South America is rapidly becoming a major genre player and FrightFest is proud to be presenting seven specialities from Argentina, Chile, Brazil and Mexico. Daniel de la Vega’s WHITE COFFIN is co-written by FrightFest favourite Adrian Garcia Bogliano, Laura Casbe’s BENAVIDEZ’S CASE stretches surrealist boundaries, Patricio Valladares’ DOWNHILL mines H. P. Lovecraft for inspiration, THROUGH THE SHADOW puts Henry James’ classic tale of terror ‘The Turn of the Screw’ through a south of the border filter, THE SIMILARS is pure ‘Twilight Zone’ inspiration, FRANCESCA a thrilling Buenos Aires take on giallo and WE ARE THE FLESH comes with serious artistic endorsements from fellow Mexican filmmakers Alfonso Cuaron and Alejandro G. Iñárritu.
The Discovery Screen strand is as bold as ever and includes a restored version of Shelden Renan’s controversial documentary THE KILLING OF AMERICA, Anna Biller’s gloriously art-directed THE LOVE WITCH, the cursed silent movie FURY OF THE DEMON, the Berlin Film Festival break-out, SHELLEY, the visionary sci-fi fantasy LOST SOLACE and the darkly hilarious ghost-busting ANOTHER EVIL. Then there’s Julian T. Pinder’s chilling murder investigation POPULATION ZERO, Martin Owen’s High-tec underground thriller terror LET’S BE EVIL, Tim Reis’ slimy creature feature BAD BLOOD: THE MOVIE and Michael Boroweic’s acute study of alien paranoia, MAN UNDERGROUND.
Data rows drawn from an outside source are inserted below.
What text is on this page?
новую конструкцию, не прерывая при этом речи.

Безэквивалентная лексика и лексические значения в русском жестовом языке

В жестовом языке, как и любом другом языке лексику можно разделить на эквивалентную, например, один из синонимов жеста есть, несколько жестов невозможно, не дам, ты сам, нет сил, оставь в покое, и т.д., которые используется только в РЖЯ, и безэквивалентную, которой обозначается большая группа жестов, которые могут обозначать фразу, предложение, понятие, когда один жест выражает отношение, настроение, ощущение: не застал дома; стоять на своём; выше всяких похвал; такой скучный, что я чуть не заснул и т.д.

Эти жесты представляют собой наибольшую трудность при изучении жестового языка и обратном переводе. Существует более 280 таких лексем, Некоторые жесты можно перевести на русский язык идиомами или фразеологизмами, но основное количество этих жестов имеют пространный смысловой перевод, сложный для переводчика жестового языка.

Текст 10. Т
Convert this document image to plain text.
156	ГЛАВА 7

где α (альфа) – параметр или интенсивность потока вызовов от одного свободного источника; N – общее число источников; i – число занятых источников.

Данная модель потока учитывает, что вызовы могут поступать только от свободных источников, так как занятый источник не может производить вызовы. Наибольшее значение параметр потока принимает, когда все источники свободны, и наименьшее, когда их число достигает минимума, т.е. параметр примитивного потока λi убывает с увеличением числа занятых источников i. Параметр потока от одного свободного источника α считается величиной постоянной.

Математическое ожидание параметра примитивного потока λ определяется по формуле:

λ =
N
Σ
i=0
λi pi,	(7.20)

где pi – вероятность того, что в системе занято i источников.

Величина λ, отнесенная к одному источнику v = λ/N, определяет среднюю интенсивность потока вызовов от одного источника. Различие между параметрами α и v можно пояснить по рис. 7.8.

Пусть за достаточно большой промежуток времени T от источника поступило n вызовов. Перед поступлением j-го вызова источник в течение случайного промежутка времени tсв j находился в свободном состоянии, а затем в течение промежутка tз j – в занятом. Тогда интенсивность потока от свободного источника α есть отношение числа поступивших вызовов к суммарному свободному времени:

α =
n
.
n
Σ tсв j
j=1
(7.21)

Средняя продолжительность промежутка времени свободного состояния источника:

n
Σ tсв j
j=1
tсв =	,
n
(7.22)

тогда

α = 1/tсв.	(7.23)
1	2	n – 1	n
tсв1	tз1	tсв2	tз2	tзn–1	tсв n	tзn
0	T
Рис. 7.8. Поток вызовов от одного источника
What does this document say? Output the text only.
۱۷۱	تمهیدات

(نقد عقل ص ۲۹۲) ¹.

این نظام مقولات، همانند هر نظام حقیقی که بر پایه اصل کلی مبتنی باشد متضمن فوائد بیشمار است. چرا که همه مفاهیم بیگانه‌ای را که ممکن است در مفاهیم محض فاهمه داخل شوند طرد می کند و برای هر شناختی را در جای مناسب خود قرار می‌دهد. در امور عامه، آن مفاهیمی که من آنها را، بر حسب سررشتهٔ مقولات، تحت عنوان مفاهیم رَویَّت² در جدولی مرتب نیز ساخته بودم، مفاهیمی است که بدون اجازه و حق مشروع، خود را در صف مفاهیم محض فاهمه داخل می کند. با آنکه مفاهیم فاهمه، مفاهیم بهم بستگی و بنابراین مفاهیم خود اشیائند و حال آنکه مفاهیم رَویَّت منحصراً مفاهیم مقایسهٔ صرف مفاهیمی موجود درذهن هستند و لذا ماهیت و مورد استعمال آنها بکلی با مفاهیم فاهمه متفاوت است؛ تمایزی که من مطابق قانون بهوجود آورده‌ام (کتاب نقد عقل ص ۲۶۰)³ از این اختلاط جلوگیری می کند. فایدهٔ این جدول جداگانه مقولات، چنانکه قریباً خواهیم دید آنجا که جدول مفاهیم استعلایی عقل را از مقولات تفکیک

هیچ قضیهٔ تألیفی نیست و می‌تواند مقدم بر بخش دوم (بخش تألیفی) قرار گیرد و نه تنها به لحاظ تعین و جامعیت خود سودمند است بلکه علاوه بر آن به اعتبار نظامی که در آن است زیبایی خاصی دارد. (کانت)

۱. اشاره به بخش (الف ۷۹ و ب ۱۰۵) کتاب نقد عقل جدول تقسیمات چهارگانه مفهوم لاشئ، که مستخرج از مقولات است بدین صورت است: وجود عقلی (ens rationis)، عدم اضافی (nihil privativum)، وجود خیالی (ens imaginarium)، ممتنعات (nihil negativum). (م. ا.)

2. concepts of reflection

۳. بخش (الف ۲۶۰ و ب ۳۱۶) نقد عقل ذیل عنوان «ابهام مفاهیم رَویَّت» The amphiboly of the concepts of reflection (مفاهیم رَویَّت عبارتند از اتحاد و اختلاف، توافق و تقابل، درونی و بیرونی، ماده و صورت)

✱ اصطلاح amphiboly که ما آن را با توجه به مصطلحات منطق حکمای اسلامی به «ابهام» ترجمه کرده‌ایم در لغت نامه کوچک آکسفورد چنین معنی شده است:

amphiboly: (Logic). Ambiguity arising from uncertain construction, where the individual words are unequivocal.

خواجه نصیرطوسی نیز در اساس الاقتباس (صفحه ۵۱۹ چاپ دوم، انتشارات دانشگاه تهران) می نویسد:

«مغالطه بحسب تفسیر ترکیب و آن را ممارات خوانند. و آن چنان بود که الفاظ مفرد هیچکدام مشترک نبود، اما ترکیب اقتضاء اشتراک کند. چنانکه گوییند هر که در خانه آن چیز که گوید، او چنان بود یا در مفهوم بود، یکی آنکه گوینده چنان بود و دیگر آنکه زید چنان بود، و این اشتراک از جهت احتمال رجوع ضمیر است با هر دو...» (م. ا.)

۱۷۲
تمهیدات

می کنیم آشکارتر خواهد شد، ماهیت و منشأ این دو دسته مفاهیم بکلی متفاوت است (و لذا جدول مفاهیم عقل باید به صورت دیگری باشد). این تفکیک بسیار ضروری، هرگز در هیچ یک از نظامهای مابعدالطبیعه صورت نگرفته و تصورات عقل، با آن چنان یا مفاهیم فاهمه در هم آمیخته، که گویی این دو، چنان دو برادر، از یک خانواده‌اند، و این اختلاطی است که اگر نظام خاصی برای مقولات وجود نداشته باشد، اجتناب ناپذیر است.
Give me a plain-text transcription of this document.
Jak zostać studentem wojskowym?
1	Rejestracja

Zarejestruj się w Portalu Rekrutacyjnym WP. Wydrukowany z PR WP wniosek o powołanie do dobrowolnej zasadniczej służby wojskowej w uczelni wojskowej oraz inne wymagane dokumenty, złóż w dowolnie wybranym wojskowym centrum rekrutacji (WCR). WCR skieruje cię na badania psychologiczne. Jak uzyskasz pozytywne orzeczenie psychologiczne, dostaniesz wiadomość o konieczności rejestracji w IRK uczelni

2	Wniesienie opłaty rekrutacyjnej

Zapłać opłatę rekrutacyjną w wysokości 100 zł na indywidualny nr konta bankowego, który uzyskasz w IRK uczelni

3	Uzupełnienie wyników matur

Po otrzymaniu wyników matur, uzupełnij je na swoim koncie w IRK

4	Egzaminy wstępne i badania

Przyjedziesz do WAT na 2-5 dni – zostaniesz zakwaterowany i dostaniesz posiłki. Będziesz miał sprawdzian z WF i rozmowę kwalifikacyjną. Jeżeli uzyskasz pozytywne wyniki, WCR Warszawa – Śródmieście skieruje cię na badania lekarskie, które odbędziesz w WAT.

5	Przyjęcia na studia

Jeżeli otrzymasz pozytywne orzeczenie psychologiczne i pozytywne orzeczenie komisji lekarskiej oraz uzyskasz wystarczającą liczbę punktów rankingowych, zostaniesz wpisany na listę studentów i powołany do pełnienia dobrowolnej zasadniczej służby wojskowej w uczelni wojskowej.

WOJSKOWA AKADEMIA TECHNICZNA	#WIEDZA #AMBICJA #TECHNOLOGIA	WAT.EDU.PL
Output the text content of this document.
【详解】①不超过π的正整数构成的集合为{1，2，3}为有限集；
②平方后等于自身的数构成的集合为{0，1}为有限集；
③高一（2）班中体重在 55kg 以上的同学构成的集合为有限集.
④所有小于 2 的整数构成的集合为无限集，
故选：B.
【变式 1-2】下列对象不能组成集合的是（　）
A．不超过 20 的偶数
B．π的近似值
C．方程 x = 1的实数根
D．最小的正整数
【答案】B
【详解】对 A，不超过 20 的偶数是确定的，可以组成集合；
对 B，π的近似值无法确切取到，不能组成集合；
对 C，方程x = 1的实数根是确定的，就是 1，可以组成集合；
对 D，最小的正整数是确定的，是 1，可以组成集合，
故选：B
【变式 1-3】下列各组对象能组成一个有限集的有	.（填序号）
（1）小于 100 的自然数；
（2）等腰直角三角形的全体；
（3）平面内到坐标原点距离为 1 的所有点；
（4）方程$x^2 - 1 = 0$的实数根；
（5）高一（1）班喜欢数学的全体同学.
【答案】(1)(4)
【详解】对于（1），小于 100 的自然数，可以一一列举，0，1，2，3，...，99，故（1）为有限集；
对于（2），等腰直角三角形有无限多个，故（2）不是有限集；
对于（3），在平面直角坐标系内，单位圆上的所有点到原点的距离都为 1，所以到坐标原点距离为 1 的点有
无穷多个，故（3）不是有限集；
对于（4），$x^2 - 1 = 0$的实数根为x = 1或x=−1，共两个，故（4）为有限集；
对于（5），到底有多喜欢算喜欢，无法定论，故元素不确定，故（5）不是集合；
Plus, you can witness the stag party from hell in THE UNRAVELLING, the bad taste shenanigans of NIGHT OF SOMETHING STRANGE, , the viral thrills of THE EVIL IN US, the vehicular chills of PARANORMAL DRIVE, the die-hard dystopia of HERE ALONE, the eye-popping shocks of FOUND FOOTAGE 3D, and the ‘goriously’ insane ATTACK OF THE LEDERHOSEN ZOMBIES.
Ahead of its FrightFest Presents DVD release, there is an encore airing for ROAD GAMES, this time with a live interactive commentary with director Abner Pastoll and a London premiere for one of the most popular movies shown earlier this year at FrightFest Glasgow, Sean Byrne’s THE DEVIL’S CANDY.
The Duke Mitchell Film Club is also back with the UK premiere of Kim Sang-Chan’s outrageously infectious KARAOKE CRAZIES and a first showing of all three episodes of the mesmerising French TV mini-series BEYOND THE WALLS.